Bill Jones’s music is as surprising as her name. Only performing professionally for a couple years, Bill (short for Belinda) has already walked away with the Horizon Award as Best New Artist at BBC’s Radio 2 Folk Awards. Although she had grown up in Stratfordshire, England, around traditional folk music (her father was a fiddler), she paid little attention to it until recently.

Now, bridging the traditional English genre with a contemporary twist, Jones creates a fresh sound for her listeners that delights the ear. With lilting vocals and masterful instrumental accompaniment, Two Year Winter , her third release, is an album full of emotion, richness and refreshment.

“From My Window” opens the album with a plucked guitar and Jones’s smooth, soft voice. Like a lullaby, the song mourns the passing of childhood and make-believe. “But the clocks go round and round like ragged rascals/What was morning soon is afternoon/No more land of make believe but still I’m certain/From my window I can see the moon.”  Like much of the album, “The Holland Mistress” and “Two Year Winter” rely heavily on Jones’s light, masterful voice as the primary instrument, which is supported from underneath by the accordion, guitar, whistle and other instruments. “Two Year Winter” is a chilling song, musically and lyrically: “At the end of a two year winter/I just can’t let go of the sorrow/I look at the sky and I ache for blue/Wandering snowblind and lost to you.” “Night-time Jigs,” a sleepy instrumental medley of three traditional songs, features Jones on accordion and whistle, with the guitar, flute, and cello accompanying.

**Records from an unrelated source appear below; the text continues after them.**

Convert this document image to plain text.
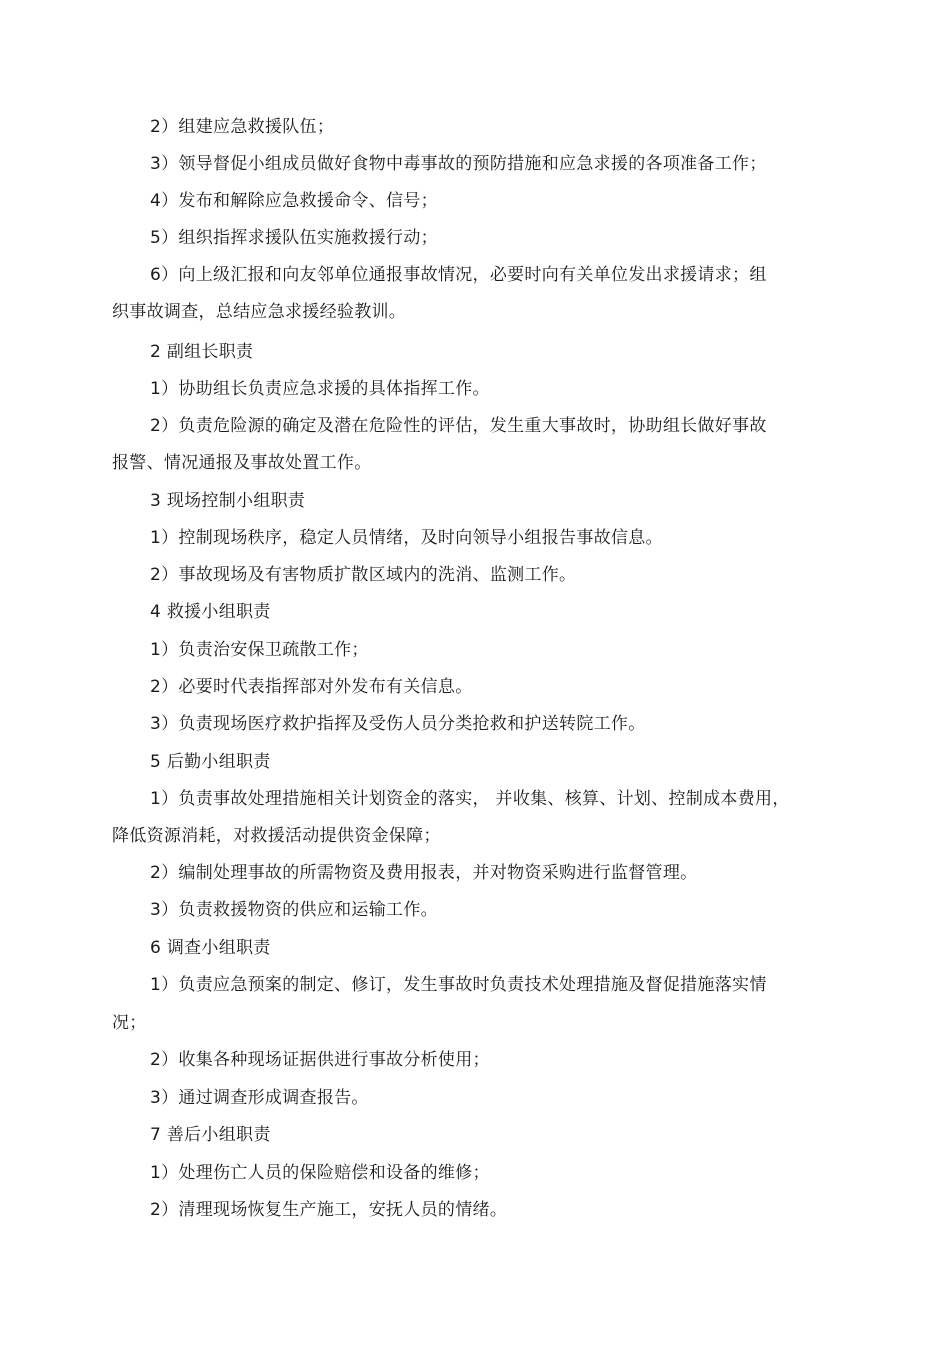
2）组建应急救援队伍；

3）领导督促小组成员做好食物中毒事故的预防措施和应急求援的各项准备工作；

4）发布和解除应急救援命令、信号；

5）组织指挥求援队伍实施救援行动；

6）向上级汇报和向友邻单位通报事故情况，必要时向有关单位发出求援请求；组

织事故调查，总结应急求援经验教训。

2 副组长职责

1）协助组长负责应急求援的具体指挥工作。

2）负责危险源的确定及潜在危险性的评估，发生重大事故时，协助组长做好事故

报警、情况通报及事故处置工作。

3 现场控制小组职责

1）控制现场秩序，稳定人员情绪，及时向领导小组报告事故信息。

2）事故现场及有害物质扩散区域内的洗消、监测工作。

4 救援小组职责

1）负责治安保卫疏散工作；

2）必要时代表指挥部对外发布有关信息。

3）负责现场医疗救护指挥及受伤人员分类抢救和护送转院工作。

5 后勤小组职责

1）负责事故处理措施相关计划资金的落实， 并收集、核算、计划、控制成本费用，

降低资源消耗，对救援活动提供资金保障；

2）编制处理事故的所需物资及费用报表，并对物资采购进行监督管理。

3）负责救援物资的供应和运输工作。

6 调查小组职责

1）负责应急预案的制定、修订，发生事故时负责技术处理措施及督促措施落实情

况；

2）收集各种现场证据供进行事故分析使用；

3）通过调查形成调查报告。

7 善后小组职责

1）处理伤亡人员的保险赔偿和设备的维修；

2）清理现场恢复生产施工，安抚人员的情绪。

In the Irish-influenced “The Story of Our Darling Grace,” Jones’s lilting voice tells a true story of a shipwreck tragedy and the ironic legend of Grace Darling that grew out of it.

Capitalizing on the English penchant for great ghost stories, “The Lover’s Ghost” tells the tale of two lovers who shall never satisfy their love. ”Oh when you have gone away/Said the young man to his love/I’ll recall the banks where you and I did walk/But the rose, the fairest flower/That ever blossomed there, he said/It has died away and withered on the stalk/My little love he said, my handsome little love/When will you ever leave the clay?/When the fish grow wings and fly/and the seven seas run dry/And the rocks melt in the heat of the day.”

“Hey Away,” originally “Sandgate Wife’s Nurse Song” by Robert Nunn, has been arranged with modern English and a new tune, sung beautifully as a lullaby by a mother who waits yeagerly for her flawed husband to return home from the sea. Almost a capella, “Lost Chances” has just a wisp of cello and accordion accompanying Jones’s singing. Lilting and sad, it tells of regret and past dreams.

While much of Winter tells sad tales, there are bright, fun moments that keep the album from becoming gloomy. “Diddling Set” is one of those songs. Light and whimsical, it breaks the sadness of the previous two songs by mixing humor and “mouth music” (british folk’s version of “scat”). 

“The Two Brothers” returns the listener to a mellow and soothing mood, making use of a beautiful piano arrangement and Jones’s voice. A protest song “filled with compassion and class,” as she puts it. Wonderful mix of modern and traditional. “The Haymakers” answers the age-old question we’ve all been wondering: What happens nine months after haymaking? It’s a traditional song, rural, simple, with a delicate touch of humor at the end. Fun and playful, like a community square dance night.  Winter closes with “Bide,” a sentimental pastoral song about “the chase” when boy meets girl. “If you turn into a hare and run upon the hill/I’ll become a greyhound and chase you round until/ You will bide.”

Two Year Winter is a beautiful, mellow album filled with remorse, hope, longing and humor. Proving that traditional English folk songs can still touch us deeply in our hyper-tech world, Bill Jones provides an album that stands out from today’s cookie-cutter pop sounds and remixes. Her voice is beguiling and easy on the ears, which makes the bonus EP included with the disc a great perk. Like fresh snow on black maples, Two Year Winter is a delight to the spirit.